After a few minutes she stopped.
“Are you okay?”
She nodded.
“You want something to eat?”
She shook her head, still staring at the ceiling.
“I could make some soup. Maybe you'd feel better if you ate something. There's chicken noodle or chicken noodle.”
She wouldn't smile.
“What do you want?”
“Chicken noodle.”
He found a can opener in a drawer and opened one of the cans of soup. He dumped the soup into a pot, but when he held the can under the faucet and turned the tap nothing happened. He found a bucket behind the curtain under the sink.
“I've got to get some water out of the lake. They must have turned off the water here. Okay?” She didn't say anything. She was still staring at the centerfold as if it might swoop down and smother her.

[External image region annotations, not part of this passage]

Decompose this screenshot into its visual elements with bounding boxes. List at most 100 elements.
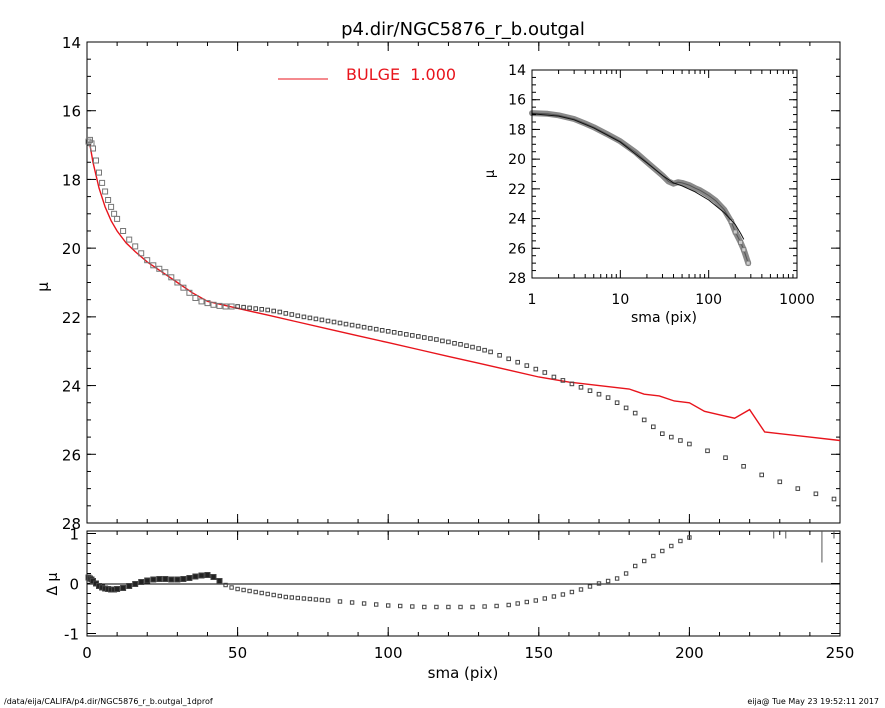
residual-point — [301, 596, 307, 601]
data-point — [623, 405, 629, 411]
inset-point — [738, 239, 744, 245]
data-point — [216, 302, 223, 309]
residual-point — [482, 604, 487, 609]
residual-point — [168, 576, 175, 583]
inset-y-tick-label: 24 — [508, 212, 526, 228]
residual-point — [361, 601, 367, 606]
data-point — [777, 479, 783, 485]
residual-point — [651, 553, 656, 559]
data-point — [795, 486, 801, 491]
main-plot: 14 16 18 20 22 24 26 28 μ BULGE 1.000 — [34, 34, 841, 533]
x-tick-label: 0 — [82, 644, 92, 662]
data-point — [428, 336, 433, 341]
residual-point — [687, 535, 692, 540]
data-point — [482, 347, 487, 353]
main-y-tick-label: 22 — [62, 309, 81, 327]
residual-point — [144, 577, 151, 584]
x-tick-label: 100 — [374, 644, 403, 662]
residual-point — [551, 594, 557, 599]
data-point — [578, 385, 584, 390]
data-point — [265, 307, 270, 313]
residual-point — [386, 603, 391, 608]
residual-data-points — [85, 531, 835, 610]
residual-point — [241, 587, 246, 593]
data-point — [385, 329, 391, 334]
data-point — [108, 203, 115, 210]
residual-point — [533, 598, 538, 603]
residual-point — [283, 594, 289, 600]
inset-y-tick-label: 20 — [508, 152, 526, 168]
data-point — [355, 323, 361, 329]
residual-point — [578, 587, 584, 592]
data-point — [277, 309, 283, 315]
data-point — [497, 353, 502, 358]
inset-y-tick-label: 28 — [508, 271, 526, 287]
inset-y-tick-label: 16 — [508, 93, 526, 109]
residual-point — [506, 602, 511, 608]
residual-point — [277, 593, 283, 599]
data-point — [416, 334, 421, 339]
residual-point — [180, 576, 187, 582]
residual-y-tick-label: -1 — [64, 626, 79, 644]
data-point — [434, 337, 439, 342]
residual-point — [374, 602, 379, 607]
data-point — [379, 328, 385, 333]
inset-y-tick-label: 22 — [508, 182, 526, 198]
residual-point — [126, 583, 133, 589]
data-point — [144, 257, 151, 264]
residual-point — [587, 584, 593, 589]
data-point — [198, 298, 205, 305]
residual-point — [669, 543, 674, 549]
data-point — [204, 300, 211, 307]
data-point — [458, 342, 463, 347]
residual-point — [235, 586, 240, 592]
residual-point — [605, 578, 611, 584]
residual-point — [515, 601, 520, 606]
data-point — [162, 269, 169, 276]
data-point — [410, 333, 415, 338]
data-point — [156, 265, 163, 272]
data-point — [283, 311, 289, 316]
data-point — [506, 356, 511, 362]
data-point — [660, 431, 665, 436]
data-point — [114, 215, 121, 222]
data-point — [259, 307, 264, 312]
residual-point — [569, 589, 575, 595]
data-point — [228, 303, 235, 310]
data-point — [319, 317, 325, 323]
residual-point — [253, 589, 258, 595]
residual-point — [223, 582, 228, 588]
x-tick-label: 50 — [228, 644, 247, 662]
main-y-tick-label: 28 — [62, 515, 81, 533]
data-point — [551, 374, 557, 380]
data-point — [253, 306, 258, 311]
residual-plot: 0 50 100 150 200 250-101 Δ μ sma (pix) — [45, 526, 854, 683]
data-point — [289, 312, 295, 317]
data-point — [651, 424, 656, 430]
main-model-line — [89, 144, 841, 442]
residual-point — [156, 576, 163, 582]
data-point — [687, 441, 692, 447]
residual-point — [422, 604, 427, 610]
residual-point — [660, 548, 665, 554]
data-point — [99, 179, 106, 186]
residual-point — [313, 597, 319, 602]
residual-point — [614, 576, 620, 581]
residual-axis-ticks: 0 50 100 150 200 250-101 — [64, 526, 854, 663]
residual-point — [494, 603, 499, 609]
inset-point — [745, 260, 751, 266]
data-point — [271, 308, 276, 314]
inset-x-tick-label: 1000 — [779, 292, 815, 308]
residual-point — [229, 585, 234, 590]
x-tick-label: 200 — [675, 644, 704, 662]
residual-point — [446, 604, 451, 610]
main-y-tick-label: 18 — [62, 171, 81, 189]
data-point — [90, 145, 96, 152]
residual-point — [410, 604, 415, 609]
residual-point — [560, 592, 566, 597]
data-point — [361, 324, 367, 330]
data-point — [569, 381, 575, 387]
bulge-model-line — [89, 144, 841, 442]
data-point — [180, 284, 187, 291]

When he climbed through the window he could see that it was going to be a beautiful day.
He carried the bucket down to the water's edge and looked out toward the island. They hadn't swum across the shortest way. The island was far down the lake.
He could see the camp launch, a big white boat with
varnished top sides, sticking its nose up into the trees there. As he watched, a small gray outboard worked its way into view from behind the island. A man in a white shirt was standing in the bow looking into the water.
The boy filled the bucket and went back to the house. He splashed some of the water into the soup and put it on the stove. It was a butane camping stove and it lit without difficulty. The rest of the water he sluiced over the damp spot on the floor. He could hear it dripping through the cracks in the floorboards into the earth below.
When the soup was hot he found two cracked cereal bowls and poured the soup carefully into them. There were some spoons in the drawer where he had found the can opener. He put a spoon into each of the bowls and carried them over to the bed.
The girl had torn up the second T-shirt and fashioned it into a pair of panties. They looked like a cross between a diaper and a bikini. She put them on under the covers.
“We should keep track of the stuff we use,” he said. “So we can pay them back.”
“It was an old shirt,” she said, as if he had meant to criticize her.
“Yeah, I know. That's okay.”
When the soup was gone, he opened a can of fruit cocktail. She poured it into their empty bowls, dividing up the red cherries evenly without comment.
“I don't think we should stay here,” he said when they had finished.